By tackling the root cause of your anger and developing better coping mechanisms, you’ll be able to control how you express those negative emotions rather than allowing them to spiral out of control.
Coping Strategies
Having a better understanding of the causes of your anger can help you to take action and develop practical strategies for managing it. Coping mechanisms allow us to identify our triggers and find ways to keep them from escalating into destructive behavior.
One way is by recognizing early warning signs that we’re becoming angry, such as feeling tense or having difficulty concentrating. When these cues arise, try taking some deep breaths or counting backward from ten before responding in order to give yourself time to process the situation calmly. You may also want to practice visualization techniques: imagine the source of your anger being removed from the situation and replaced with something else instead, such as a peaceful landscape or positive memories.

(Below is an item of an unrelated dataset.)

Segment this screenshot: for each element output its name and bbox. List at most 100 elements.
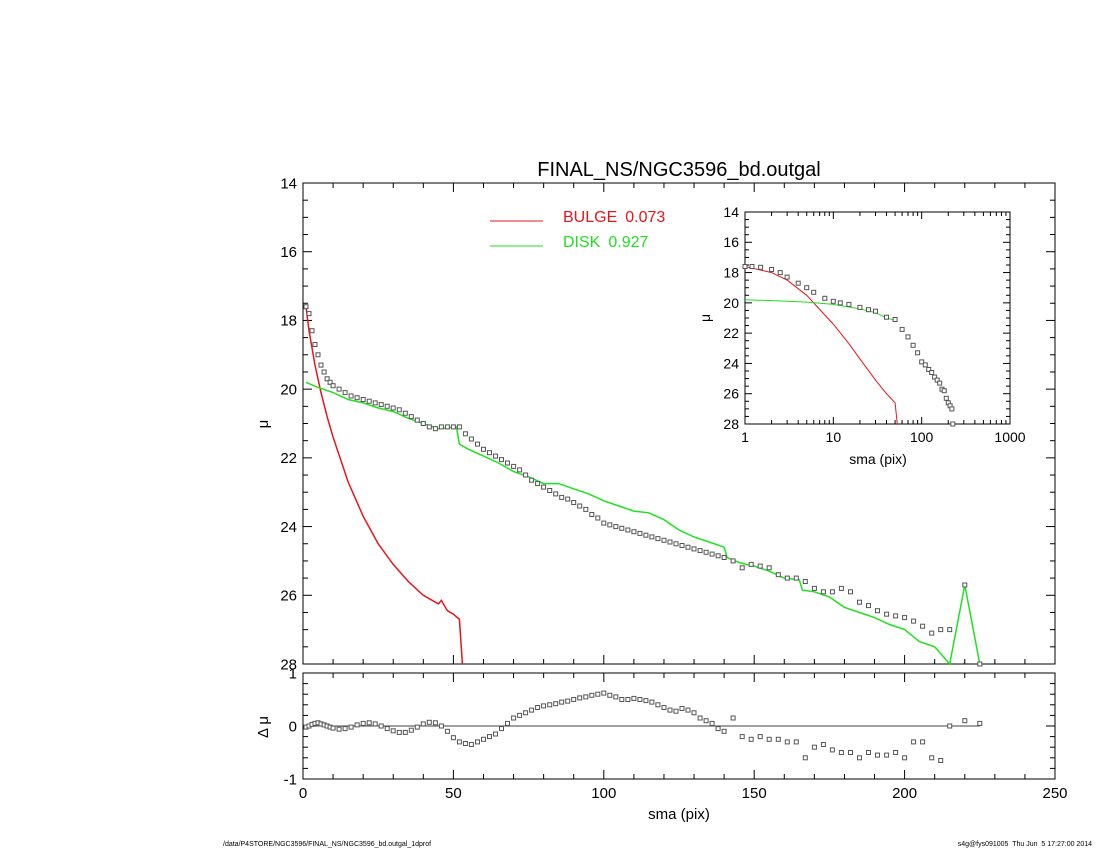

Another important aspect of dealing with anger is learning how to express it appropriately. This may involve talking through problems with someone you trust or writing down your feelings in a private journal. If needed, seek professional advice on how best to communicate your needs so that they are heard without coming across as hostile or aggressive. With patience and practice, developing healthier coping skills will enable you to control your emotions more effectively when faced with difficult situations.
Conclusion
I. Summarizing Causes of Anger
Anger is a natural emotion, but it can become problematic when not addressed in the right way. The causes of anger can vary from person to person, and understanding them is key for managing outbursts. Some common causes are frustration, feeling overwhelmed or threatened, lack of control over situations, past experiences, or physical health issues. Everyone has moments where they feel angry; the important thing is to be aware of your triggers and find ways to cope with them before you act on them.
II. Reviewing Coping Strategies
There are many different coping strategies that can help manage feelings of anger. One strategy is to practice deep breathing exercises or mindfulness techniques to allow yourself time to calm down and regain perspective. It’s also helpful to talk about your feelings with someone else who can offer support or provide an alternate point-of-view. Other strategies include writing down your thoughts and feelings, engaging in physical activity or other forms of self-care like meditation or yoga. Finding what works best for you will take some trial and error—the key is being willing to try new things until you find something that helps you manage your emotions effectively.
III. Concluding Remarks
At the end of the day, everyone deals with their own unique set of challenges related to anger management. But learning how to recognize our triggers and develop healthy coping mechanisms can make a huge difference in helping us stay level headed when difficult situations arise. Don’t let those windows bust boy! Learn how to channel your frustrations into positive actions so you can gain mastery over your emotions instead of letting them rule over you.